Sidle Creek
Yesterday was the release date of Sidle Creek, the debut story collection by Jolene McIlwain (Melville House).
“Set in the bruised, mined, and timbered hills of Appalachia in western Pennsylvania, Sidle Creek is a tender, truthful exploration of a small town and the people who live there, told by a brilliant new voice in fiction..”
From the author’s website.
I started reading this collection before it came out, because that’s the privilege of book reviewers. And although I’m still working on a full-blown critique, I can already say that the work blew me away.

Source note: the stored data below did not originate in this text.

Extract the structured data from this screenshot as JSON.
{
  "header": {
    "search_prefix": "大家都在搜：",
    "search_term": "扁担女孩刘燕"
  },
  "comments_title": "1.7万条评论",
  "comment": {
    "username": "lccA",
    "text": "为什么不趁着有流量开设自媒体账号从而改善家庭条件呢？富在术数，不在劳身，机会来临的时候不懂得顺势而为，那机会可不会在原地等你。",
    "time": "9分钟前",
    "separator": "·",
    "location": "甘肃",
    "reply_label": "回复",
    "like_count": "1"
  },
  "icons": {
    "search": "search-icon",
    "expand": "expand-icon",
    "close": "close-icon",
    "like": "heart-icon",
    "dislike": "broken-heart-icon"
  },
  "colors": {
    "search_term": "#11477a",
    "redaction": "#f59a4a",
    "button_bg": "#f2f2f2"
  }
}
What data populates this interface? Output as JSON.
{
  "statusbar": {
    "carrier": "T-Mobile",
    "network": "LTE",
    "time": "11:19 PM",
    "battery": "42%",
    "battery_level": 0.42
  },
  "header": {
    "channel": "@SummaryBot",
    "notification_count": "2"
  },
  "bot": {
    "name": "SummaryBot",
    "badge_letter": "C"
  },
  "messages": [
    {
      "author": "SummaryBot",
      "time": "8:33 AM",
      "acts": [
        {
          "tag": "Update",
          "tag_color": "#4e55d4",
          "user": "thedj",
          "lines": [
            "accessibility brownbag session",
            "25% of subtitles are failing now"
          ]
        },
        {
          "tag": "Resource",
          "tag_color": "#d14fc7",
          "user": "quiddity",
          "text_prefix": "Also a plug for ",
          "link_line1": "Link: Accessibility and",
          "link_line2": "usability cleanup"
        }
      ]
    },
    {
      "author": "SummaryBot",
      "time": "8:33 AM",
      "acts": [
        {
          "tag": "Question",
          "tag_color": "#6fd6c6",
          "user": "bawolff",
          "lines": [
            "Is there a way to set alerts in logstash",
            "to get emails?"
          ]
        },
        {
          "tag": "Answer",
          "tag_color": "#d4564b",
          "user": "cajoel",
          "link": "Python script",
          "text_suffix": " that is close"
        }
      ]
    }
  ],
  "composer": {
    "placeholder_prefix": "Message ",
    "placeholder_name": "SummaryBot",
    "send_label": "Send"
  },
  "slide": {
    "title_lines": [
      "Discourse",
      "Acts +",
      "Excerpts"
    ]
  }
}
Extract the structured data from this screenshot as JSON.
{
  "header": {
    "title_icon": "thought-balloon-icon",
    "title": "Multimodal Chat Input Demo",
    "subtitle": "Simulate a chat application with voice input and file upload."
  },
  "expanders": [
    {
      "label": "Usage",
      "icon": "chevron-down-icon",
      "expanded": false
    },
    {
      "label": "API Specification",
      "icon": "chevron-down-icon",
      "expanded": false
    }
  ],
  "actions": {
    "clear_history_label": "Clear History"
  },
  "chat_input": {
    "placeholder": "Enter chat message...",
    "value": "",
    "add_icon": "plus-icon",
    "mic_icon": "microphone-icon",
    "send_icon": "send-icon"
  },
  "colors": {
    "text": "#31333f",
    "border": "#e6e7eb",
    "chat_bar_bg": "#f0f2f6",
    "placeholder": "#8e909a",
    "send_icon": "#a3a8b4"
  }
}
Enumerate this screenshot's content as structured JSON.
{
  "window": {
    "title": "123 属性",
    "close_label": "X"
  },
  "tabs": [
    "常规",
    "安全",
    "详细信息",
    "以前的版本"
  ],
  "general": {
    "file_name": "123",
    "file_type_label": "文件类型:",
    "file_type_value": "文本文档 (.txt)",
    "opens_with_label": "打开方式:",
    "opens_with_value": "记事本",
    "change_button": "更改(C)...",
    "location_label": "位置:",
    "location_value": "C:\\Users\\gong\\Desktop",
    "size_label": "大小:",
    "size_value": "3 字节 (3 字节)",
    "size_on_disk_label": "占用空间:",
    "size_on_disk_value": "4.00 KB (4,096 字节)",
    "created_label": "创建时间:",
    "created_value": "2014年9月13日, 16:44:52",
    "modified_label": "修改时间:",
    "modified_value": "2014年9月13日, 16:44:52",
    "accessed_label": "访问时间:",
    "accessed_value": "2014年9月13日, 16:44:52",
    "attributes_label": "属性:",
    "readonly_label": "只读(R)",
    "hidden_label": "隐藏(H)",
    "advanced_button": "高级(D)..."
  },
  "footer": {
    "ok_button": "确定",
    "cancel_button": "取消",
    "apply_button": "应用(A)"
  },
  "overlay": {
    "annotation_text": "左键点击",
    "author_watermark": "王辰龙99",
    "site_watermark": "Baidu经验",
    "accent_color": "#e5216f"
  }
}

In a traditionally male-dominated environment of hunters and fishermen, McIlwain zeros in on unexpected tenderness, on a motherless thirteen-year-old girl who suffers from endometriosis, and on four girls obsessed with keeping the baby of a high-risk pregnant neighbor alive. Her poetic descriptions turn the farms and forests into magical places where even an outsider like me can feel at home. Yet she also dares to show the ugly sides of rural western Pennsylvania, where the author grew up and lives.
As one character expresses it:
“I know I have to hop in my car and drive far as I can get if I want to ever be anything that ain’t a few steps away from crazy.”
From Sidle Creek by Jolene McIlwain.
I recommend you get yourself a copy of Sidle Creek!